Passing your driving test makes you safe for the roads, right? New statistics suggest not…
According to Brake, as many as 33 new drivers lose their licence every day on average – with two-thirds of these aged between 17 and 24.
New motorists who receive six or more penalty points within two years of passing their test risk losing their licence with immediate effect.
DVLA data released through a Freedom of Information (FOI) request found a total of 11,953 new drivers had their licences revoked in 2018.
Of these, 62% were in the 17-24 age bracket, with 19-year-olds causing the most driving offences – with 1,649 losing their licence. Twenty-year-olds were the second most likely to quickly rack up points, with 1,395 licences revoked over the year.
The 17-24 age range are also responsible for nearly a fifth of all serious injuries and fatalities caused on UK roads.

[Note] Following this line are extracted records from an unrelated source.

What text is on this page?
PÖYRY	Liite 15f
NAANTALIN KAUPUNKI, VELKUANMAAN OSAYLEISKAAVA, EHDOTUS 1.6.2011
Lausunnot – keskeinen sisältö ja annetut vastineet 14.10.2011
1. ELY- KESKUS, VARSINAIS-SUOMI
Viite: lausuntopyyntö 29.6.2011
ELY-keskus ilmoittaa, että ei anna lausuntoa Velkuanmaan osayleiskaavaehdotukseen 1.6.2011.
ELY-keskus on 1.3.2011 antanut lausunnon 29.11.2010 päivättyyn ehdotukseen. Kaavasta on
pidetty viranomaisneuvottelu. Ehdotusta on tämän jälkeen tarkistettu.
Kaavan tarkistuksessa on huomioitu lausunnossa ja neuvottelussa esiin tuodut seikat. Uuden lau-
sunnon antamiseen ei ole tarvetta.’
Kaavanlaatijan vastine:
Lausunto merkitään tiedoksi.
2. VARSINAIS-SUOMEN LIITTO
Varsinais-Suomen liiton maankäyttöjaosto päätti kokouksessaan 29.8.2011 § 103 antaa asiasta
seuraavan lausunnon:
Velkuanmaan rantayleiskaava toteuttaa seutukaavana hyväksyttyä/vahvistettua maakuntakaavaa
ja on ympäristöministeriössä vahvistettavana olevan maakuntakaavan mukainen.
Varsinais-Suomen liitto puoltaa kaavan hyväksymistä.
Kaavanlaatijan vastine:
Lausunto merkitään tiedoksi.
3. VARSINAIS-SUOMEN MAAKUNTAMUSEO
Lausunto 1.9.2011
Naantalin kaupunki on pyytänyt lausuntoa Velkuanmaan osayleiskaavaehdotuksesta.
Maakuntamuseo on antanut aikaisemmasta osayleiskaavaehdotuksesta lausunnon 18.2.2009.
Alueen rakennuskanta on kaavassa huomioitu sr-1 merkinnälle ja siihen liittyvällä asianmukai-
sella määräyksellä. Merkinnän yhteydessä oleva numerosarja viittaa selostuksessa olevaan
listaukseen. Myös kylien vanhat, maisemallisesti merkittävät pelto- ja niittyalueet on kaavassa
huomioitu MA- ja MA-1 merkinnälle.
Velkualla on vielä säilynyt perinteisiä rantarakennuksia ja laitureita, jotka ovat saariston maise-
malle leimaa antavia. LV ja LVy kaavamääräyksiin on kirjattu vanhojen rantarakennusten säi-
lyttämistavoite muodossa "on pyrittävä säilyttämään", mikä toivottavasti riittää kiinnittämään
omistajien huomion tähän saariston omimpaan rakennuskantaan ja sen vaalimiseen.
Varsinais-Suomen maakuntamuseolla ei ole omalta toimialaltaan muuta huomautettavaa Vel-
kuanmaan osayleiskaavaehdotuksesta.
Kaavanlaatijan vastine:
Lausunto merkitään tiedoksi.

Joshua Harris, Director of Campaigns for Brake, was appalled by the data. “It’s shocking that so many new drivers are racking up enough penalty points to have their licences revoked so soon after passing their test, particularly those in the 17-24 age bracket,” he said.
“It clearly demonstrates that we need to make our licensing system, more robust so that when a driver passes their test, they have all the necessary tools and knowledge to drive safely on all roads and in all conditions.”
In light of the new statistics, Brake has called for a Graduated Driver Licencing (GDL) scheme to be brought in as a matter of urgency.
The GDL scheme would enforce a 12-month learner period, followed by a two-year novice period, limiting the luxuries of newly-qualified drivers.
Potential limits on new drivers could include preventing the use of certain roads and capping the number of passengers they can carry.
The Government has already announced a two-year Road Safety Action Plan which pledges to consider the introduction of the GDL scheme, but Brake wants the changes to come sooner.